Das machte es gerade nicht wirklich einfacher für sie!
„Ist da etwas?“, fragte sie und blickte angestrengt in dieselbe Richtung.
„Keine Ahnung! Aber im Wald knackt es nur selten völlig grundlos“, erklärte James.
„Allerdings machen Raubtiere für gewöhnlich keine Geräusche“, setzte er noch hinzu, aber das verstärkte nur das seltsame und beunruhigende Gefühl in ihr.
„Wenn ich nicht auf dich aufpassen müsste, dann könnte ich mal nachsehen gehen“, bemerkte James jetzt.
„Nein!

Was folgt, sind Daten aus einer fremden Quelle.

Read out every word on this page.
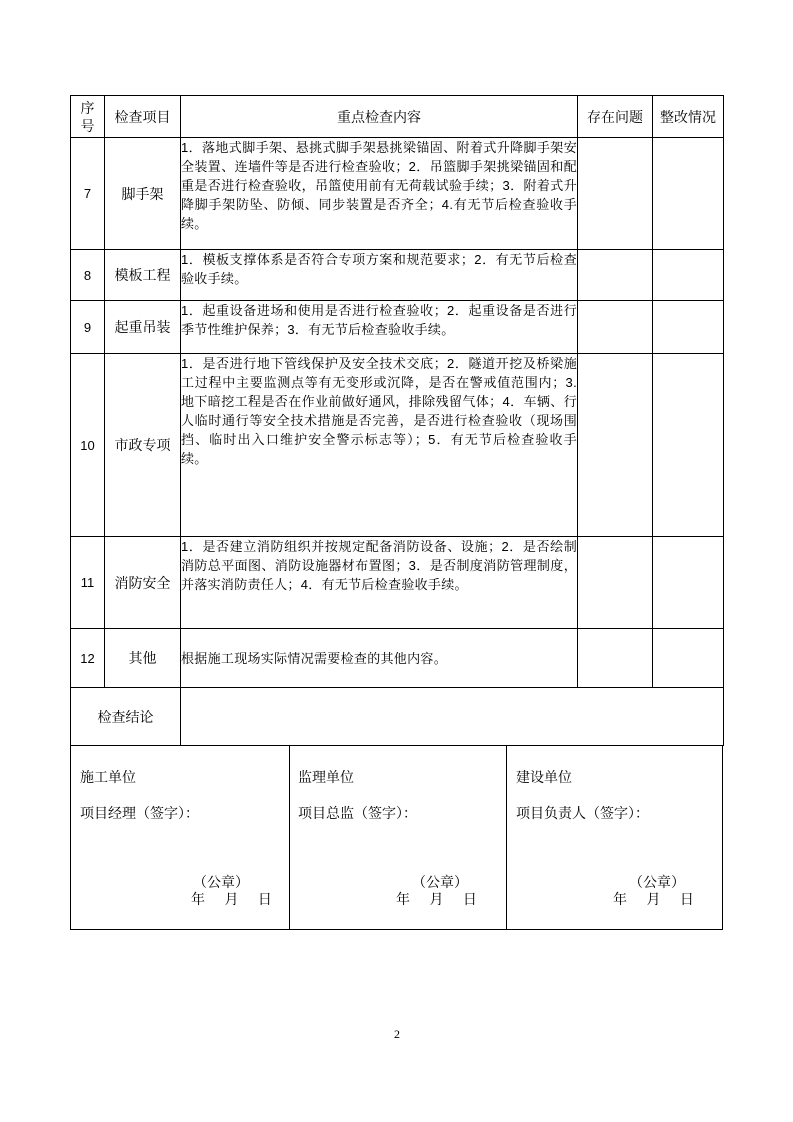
序号	检查项目	重点检查内容	存在问题	整改情况
7	脚手架	1．落地式脚手架、悬挑式脚手架悬挑梁锚固、附着式升降脚手架安全装置、连墙件等是否进行检查验收；2．吊篮脚手架挑梁锚固和配重是否进行检查验收，吊篮使用前有无荷载试验手续；3．附着式升降脚手架防坠、防倾、同步装置是否齐全；4.有无节后检查验收手续。		
8	模板工程	1．模板支撑体系是否符合专项方案和规范要求；2．有无节后检查验收手续。		
9	起重吊装	1．起重设备进场和使用是否进行检查验收；2．起重设备是否进行季节性维护保养；3．有无节后检查验收手续。		
10	市政专项	1．是否进行地下管线保护及安全技术交底；2．隧道开挖及桥梁施工过程中主要监测点等有无变形或沉降，是否在警戒值范围内；3.地下暗挖工程是否在作业前做好通风，排除残留气体；4．车辆、行人临时通行等安全技术措施是否完善，是否进行检查验收（现场围挡、临时出入口维护安全警示标志等）；5．有无节后检查验收手续。		
11	消防安全	1．是否建立消防组织并按规定配备消防设备、设施；2．是否绘制消防总平面图、消防设施器材布置图；3．是否制度消防管理制度，并落实消防责任人；4．有无节后检查验收手续。		
12	其他	根据施工现场实际情况需要检查的其他内容。		
检查结论				
施工单位
项目经理（签字）：
（公章）
年     月     日
监理单位
项目总监（签字）：
（公章）
年     月     日
建设单位
项目负责人（签字）：
（公章）
年     月     日
2
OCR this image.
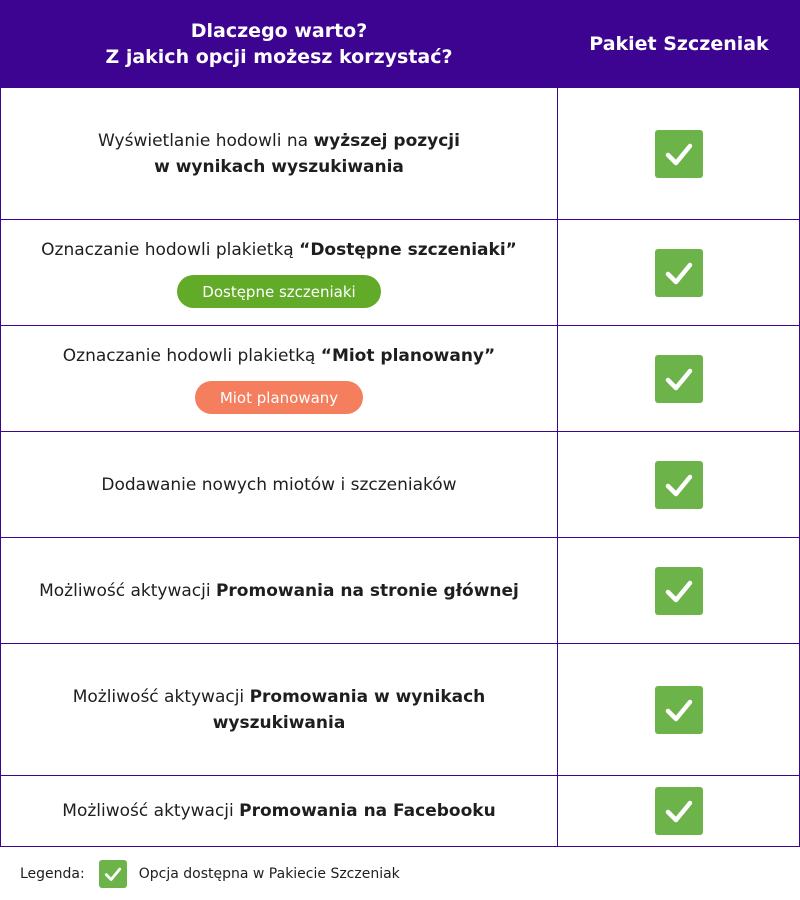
Dlaczego warto?
Z jakich opcji możesz korzystać?
Pakiet Szczeniak
Wyświetlanie hodowli na wyższej pozycji
w wynikach wyszukiwania
Oznaczanie hodowli plakietką “Dostępne szczeniaki”
Dostępne szczeniaki
Oznaczanie hodowli plakietką “Miot planowany”
Miot planowany
Dodawanie nowych miotów i szczeniaków
Możliwość aktywacji Promowania na stronie głównej
Możliwość aktywacji Promowania w wynikach
wyszukiwania
Możliwość aktywacji Promowania na Facebooku
Legenda:	Opcja dostępna w Pakiecie Szczeniak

Bitte bleib“, erwiderte Lizzie, zog sich den Rock hoch und kauerte sich eilig neben einen der Bäume.
„Mach hin“, flüsterte James und lud die Waffe durch.
Es war schon schwierig genug, sich hier im Wald neben dem Mann zu hocken und pinkeln zu müssen und da war dieses mehr als laute Geräusch, mit dem er das Gewehr durchlud, nicht wirklich sehr hilfreich dabei.
Gerade ließ sie es laufen, da brach ein paar Schritte neben ihr eine dunkle Gestalt durch das Unterholz.
Ihr erschrockener Schrei und der Schuss der Büchse fielen beides zusammen und als sie voller Furcht aufsprang, fiel ein totes Reh direkt vor ihre Füße.
„Da hätten wir schon mal das Essen für morgen“, erklärte James und lud die Waffe neu.
Einige der Männer kamen zu ihnen gelaufen und Lizzie drückte sich mit dem Rücken gegen einen der Bäume, damit sie das Malheur mit ihrem Rock nicht bemerken würden, denn der war hinten ziemlich feucht geworden.
„Guter Schuss“, erzählte Piet und hob sich das Reh auf die Schultern.
Die Männer gingen wieder zum Lagerfeuer zurück und zum Schluss standen nur noch sie und James im Wald.
„Musst du immer noch?“, erkundigte er sich.
„Das hat sich gerade erledigt“, entgegnete sie und versuchte nach hinten über die Schulter zu blicken, um die nasse Spur zu sehen.
Mit der Hand war sie jedenfalls zu ertasten und würde in der Nacht hoffentlich trocknen, aber sie würde es zuvor noch säubern müssen.
„Jetzt müsste ich mich eigentlich noch waschen“, seufzte sie.
„Inklusive deines Rockes. Oder?“, fragte er schmunzelnd.
Unschlüssig blickte sie zum Bach zurück und nickte.
„Also nach dem Schuss sind wir jetzt erst mal eine Weile in Sicherheit“, offenbarte er lächelnd.
„Wenn du mir leuchtest und in der Nähe bleibst?“, erkundigte sie sich vorsichtig.